The term personal representative is used to cover the offices of executor and administrator when the same principles apply to both.
[32] Williams, Mortimer and Sunnucks in Executors, Administrators and Probate at page 17 under ‘personal representative’ states:
“This is a collective term used to cover the offices of executor and administrator where the same principles of law apply to both. For the purposes of the Administration of Estates Act 1925 it includes as regards liability for death duties any person who intermeddles with the property of a deceased person. The question when a personal representative becomes a trustee is discussed in relation to assents. The term “legal personal representatives” has been held for the purposes of section 5(2) of the Copyright Act 1911 to include the foreign executors of a foreign testator having personal property in England.”
[33] In Probate Disputes and Remedies 1st Edn by Dawn Goodman and Brenda Hall at page 9 under the heading “Dispute about who should be Personal Representative”, it is stated:
“A caveat can be lodged to give a person interested in the estate the opportunity of making representations as to who should take out the grant – A residuary beneficiary 14 may have good reason to suppose that an executor named in the will would be unsuitable to take out the grant because of criminal conduct, irresponsibility with money, mental illness, conflict of interest or some other reason.
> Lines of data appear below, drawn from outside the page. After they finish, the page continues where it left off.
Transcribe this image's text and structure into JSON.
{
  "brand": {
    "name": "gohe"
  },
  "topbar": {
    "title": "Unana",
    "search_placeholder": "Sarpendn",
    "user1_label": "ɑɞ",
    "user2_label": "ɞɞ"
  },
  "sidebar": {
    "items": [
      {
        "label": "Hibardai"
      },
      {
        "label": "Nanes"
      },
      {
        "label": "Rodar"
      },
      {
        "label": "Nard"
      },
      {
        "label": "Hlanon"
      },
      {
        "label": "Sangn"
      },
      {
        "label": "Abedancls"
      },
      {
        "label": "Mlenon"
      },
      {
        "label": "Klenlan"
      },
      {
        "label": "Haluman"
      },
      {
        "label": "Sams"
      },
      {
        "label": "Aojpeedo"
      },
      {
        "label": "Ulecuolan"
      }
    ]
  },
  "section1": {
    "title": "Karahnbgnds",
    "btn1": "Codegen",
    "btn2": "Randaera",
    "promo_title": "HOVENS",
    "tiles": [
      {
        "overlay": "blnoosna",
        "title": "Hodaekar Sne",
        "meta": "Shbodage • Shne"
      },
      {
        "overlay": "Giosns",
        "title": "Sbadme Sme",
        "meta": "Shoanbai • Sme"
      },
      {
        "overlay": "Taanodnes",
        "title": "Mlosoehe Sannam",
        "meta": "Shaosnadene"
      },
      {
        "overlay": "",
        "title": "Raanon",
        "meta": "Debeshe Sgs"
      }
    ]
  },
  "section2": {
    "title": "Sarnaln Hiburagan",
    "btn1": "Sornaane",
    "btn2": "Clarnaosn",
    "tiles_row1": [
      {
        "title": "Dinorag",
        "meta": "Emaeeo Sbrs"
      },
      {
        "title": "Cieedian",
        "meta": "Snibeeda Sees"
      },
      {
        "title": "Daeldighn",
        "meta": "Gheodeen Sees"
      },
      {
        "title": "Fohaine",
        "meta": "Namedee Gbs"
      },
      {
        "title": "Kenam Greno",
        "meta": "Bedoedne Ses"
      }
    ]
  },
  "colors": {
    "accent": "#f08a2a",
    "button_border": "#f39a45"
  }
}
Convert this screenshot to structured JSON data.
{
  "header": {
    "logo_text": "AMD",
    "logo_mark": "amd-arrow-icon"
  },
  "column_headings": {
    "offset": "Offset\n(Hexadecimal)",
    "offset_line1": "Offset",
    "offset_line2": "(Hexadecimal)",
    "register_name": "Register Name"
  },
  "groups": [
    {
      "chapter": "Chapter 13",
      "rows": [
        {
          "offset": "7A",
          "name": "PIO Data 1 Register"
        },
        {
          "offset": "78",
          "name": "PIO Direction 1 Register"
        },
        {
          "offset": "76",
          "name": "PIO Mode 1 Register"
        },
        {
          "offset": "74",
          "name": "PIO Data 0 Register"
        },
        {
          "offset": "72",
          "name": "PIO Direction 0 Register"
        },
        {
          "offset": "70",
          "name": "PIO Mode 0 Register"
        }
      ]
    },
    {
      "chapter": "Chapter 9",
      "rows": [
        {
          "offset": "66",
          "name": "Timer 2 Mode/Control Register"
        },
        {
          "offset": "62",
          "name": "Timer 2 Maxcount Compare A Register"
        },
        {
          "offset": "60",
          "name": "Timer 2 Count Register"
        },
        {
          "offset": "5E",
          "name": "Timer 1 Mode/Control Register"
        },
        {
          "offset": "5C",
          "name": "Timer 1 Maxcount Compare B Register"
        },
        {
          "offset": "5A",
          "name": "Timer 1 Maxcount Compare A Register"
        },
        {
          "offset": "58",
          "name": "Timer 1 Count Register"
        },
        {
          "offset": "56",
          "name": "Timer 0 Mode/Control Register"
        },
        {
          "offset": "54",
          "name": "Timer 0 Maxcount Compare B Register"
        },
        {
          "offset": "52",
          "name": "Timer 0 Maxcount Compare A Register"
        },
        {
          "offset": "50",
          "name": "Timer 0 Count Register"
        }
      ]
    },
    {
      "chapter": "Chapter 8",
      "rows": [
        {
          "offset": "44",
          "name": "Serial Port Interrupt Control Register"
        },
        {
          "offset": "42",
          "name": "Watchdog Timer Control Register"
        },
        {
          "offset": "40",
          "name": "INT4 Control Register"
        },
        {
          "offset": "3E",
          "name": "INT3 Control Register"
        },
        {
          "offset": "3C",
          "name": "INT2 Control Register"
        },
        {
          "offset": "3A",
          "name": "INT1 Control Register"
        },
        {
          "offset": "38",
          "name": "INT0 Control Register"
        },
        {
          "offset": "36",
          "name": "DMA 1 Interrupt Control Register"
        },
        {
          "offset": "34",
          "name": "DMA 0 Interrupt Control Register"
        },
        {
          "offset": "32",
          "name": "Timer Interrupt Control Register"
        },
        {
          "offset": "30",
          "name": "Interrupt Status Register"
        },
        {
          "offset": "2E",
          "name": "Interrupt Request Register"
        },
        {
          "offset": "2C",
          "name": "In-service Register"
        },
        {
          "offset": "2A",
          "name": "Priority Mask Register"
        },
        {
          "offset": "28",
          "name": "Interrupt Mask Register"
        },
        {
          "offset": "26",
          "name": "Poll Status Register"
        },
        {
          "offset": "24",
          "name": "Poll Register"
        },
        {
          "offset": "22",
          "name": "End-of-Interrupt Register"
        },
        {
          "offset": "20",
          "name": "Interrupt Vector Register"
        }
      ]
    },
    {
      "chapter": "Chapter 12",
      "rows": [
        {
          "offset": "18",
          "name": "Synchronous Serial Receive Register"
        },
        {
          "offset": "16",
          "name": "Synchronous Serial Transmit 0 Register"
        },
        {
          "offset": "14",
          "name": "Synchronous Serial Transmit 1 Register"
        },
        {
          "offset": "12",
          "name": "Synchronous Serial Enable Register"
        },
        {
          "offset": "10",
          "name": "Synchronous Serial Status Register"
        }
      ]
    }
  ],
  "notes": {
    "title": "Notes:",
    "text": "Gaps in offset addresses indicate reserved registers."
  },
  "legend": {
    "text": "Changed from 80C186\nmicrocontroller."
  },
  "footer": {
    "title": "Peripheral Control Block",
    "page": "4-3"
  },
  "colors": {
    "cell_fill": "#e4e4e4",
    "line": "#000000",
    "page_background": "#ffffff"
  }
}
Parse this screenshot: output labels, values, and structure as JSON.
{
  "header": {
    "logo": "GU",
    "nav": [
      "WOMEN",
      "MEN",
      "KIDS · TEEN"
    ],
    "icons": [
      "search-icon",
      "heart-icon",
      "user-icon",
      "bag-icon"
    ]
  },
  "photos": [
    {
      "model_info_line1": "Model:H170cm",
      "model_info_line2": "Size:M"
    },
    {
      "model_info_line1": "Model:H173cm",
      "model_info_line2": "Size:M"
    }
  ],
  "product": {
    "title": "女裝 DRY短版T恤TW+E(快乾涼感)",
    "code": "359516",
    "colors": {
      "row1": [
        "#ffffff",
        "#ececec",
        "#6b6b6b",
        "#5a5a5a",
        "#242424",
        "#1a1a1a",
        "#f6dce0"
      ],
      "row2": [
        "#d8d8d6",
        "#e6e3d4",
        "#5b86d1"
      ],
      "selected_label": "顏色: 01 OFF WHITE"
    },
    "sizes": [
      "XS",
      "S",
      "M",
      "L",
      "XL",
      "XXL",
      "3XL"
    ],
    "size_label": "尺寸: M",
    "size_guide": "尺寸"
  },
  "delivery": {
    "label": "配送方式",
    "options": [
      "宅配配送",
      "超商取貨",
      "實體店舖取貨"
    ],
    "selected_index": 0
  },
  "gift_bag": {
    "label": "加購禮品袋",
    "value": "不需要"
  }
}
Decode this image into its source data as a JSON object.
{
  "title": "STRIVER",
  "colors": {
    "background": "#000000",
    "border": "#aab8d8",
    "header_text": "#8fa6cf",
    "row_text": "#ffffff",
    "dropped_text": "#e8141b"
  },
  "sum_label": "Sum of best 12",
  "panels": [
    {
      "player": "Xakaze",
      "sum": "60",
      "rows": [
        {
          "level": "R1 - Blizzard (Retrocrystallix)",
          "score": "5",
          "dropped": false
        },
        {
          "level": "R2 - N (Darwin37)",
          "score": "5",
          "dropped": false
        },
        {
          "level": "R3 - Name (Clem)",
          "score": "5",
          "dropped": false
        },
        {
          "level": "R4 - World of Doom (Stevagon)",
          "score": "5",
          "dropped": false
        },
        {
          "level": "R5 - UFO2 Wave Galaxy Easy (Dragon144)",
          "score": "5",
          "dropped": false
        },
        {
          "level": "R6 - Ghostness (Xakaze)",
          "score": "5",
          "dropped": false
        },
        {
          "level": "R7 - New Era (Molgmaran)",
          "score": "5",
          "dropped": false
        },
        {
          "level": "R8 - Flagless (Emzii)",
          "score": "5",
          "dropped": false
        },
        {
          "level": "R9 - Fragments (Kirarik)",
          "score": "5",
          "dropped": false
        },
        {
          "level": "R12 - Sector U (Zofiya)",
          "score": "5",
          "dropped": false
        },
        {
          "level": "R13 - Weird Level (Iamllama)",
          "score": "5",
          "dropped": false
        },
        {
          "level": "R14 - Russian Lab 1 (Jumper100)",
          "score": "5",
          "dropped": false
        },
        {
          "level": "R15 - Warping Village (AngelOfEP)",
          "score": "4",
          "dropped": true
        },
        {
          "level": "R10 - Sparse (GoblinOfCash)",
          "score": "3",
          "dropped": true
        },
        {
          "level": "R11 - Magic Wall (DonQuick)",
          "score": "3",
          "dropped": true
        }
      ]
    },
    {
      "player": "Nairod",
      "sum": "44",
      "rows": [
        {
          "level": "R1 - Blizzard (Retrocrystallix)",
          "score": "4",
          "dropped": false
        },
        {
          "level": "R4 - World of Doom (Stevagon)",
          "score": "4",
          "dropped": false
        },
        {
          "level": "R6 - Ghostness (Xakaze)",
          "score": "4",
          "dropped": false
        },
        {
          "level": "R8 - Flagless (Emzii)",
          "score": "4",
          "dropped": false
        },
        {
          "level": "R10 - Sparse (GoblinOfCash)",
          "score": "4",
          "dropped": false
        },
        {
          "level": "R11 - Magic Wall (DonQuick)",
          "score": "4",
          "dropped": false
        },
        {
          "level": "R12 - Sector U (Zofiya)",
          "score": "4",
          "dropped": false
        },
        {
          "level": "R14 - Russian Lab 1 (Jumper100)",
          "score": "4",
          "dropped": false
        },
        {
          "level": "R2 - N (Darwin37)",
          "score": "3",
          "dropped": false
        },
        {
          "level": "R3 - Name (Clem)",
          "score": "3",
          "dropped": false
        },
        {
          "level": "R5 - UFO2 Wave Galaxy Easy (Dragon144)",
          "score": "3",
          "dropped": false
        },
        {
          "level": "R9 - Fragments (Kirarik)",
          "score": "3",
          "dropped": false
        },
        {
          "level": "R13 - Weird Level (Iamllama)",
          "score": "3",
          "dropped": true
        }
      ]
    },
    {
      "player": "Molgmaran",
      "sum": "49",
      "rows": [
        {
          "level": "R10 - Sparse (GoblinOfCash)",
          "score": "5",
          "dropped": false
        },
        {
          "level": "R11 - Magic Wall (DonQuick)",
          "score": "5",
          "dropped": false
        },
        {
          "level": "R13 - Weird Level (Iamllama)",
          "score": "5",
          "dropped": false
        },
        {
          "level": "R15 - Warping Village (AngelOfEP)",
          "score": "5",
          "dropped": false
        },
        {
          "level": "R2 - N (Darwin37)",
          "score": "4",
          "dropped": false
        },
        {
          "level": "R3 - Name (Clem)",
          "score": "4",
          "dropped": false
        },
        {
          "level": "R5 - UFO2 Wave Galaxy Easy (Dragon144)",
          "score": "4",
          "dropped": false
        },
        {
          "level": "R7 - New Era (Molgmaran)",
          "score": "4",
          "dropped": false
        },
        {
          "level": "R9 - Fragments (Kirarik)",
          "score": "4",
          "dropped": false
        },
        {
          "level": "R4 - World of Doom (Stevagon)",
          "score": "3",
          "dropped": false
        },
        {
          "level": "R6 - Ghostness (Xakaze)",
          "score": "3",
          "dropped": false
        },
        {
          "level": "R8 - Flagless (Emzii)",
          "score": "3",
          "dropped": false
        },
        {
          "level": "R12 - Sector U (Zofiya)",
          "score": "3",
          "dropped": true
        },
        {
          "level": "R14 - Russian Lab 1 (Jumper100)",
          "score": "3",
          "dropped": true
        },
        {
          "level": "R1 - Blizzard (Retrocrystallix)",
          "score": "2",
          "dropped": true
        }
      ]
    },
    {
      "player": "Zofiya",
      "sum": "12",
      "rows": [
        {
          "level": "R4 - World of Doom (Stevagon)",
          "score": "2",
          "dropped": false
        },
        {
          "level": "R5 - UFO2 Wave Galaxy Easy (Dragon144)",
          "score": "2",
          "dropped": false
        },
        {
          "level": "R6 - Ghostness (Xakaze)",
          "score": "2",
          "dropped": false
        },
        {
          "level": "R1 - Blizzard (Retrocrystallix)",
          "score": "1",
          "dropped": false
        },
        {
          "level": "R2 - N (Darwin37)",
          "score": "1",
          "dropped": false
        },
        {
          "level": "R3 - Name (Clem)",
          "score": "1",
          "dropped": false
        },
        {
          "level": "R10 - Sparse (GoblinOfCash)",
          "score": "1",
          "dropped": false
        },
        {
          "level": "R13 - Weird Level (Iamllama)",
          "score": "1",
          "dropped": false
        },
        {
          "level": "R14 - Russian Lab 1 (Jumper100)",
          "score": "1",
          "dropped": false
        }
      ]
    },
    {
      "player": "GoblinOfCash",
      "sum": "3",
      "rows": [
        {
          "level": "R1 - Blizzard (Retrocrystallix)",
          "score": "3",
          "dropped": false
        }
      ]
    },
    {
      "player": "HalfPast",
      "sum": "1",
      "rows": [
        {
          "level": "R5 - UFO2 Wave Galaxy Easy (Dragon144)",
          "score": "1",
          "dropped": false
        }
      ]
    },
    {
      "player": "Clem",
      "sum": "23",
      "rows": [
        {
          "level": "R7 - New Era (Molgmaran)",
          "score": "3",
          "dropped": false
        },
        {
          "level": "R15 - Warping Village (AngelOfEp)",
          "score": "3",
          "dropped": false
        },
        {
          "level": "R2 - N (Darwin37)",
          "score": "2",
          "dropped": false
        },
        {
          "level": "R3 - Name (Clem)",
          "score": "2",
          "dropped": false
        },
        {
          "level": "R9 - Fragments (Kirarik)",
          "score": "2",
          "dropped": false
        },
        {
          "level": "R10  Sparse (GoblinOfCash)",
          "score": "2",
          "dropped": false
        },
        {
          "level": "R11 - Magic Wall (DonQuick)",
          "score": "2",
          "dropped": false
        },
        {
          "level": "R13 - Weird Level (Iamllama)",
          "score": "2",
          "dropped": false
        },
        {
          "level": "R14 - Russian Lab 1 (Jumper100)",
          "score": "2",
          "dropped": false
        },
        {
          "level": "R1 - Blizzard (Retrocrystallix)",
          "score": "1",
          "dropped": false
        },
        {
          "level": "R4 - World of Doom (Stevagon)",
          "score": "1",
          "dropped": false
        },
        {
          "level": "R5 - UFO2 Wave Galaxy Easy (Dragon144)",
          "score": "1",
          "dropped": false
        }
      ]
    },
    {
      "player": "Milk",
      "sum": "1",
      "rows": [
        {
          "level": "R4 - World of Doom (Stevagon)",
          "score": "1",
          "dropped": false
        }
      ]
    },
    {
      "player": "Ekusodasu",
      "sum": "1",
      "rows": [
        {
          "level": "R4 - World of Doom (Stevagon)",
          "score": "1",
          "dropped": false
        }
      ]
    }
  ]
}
One of a number of people entitled to take out a grant of administration may be unhappy about the grant being taken out by another. In both cases the issue could be argued before a probate Registrar pursuant to a Summons for Directions under the Non Contentious Probate Rules 1987 and a grant prevented in the interim by lodging a caveat.”
[34] In Letterstedt v. Broers (1884) 9 A.C. 371 it was alleged by the Plaintiff that a trustee Board had ceased to be fit and proper to be entrusted with the administration of the estate of the deceased because of alleged misconduct and abuse of power. The plaintiff asked for the removal of the Board from the office of executor under the will and the appointment of another executor in its place.
[35] Lord Blackburn said at page 385 of his judgment:
“There may be some peculiarity in the Dutch Colonial law, which made it proper to make the prayer in the way in which it was done to remove them from the office of executor; if so, it has not been brought to their Lordships' notice; the whole case has been argued here, and, as far as their Lordships can perceive, in the Court below, as depending on the principles which should guide an English Court of Equity when called upon to remove old trustees and substitute new ones. It is not disputed that there is a jurisdiction "in cases requiring such a remedy," as is said in Story's Equity Jurisprudence, s. 1287, but there is very little to be found to guide us in saying what are the cases requiring such a remedy; so little that their Lordships are compelled to have recourse to general principles.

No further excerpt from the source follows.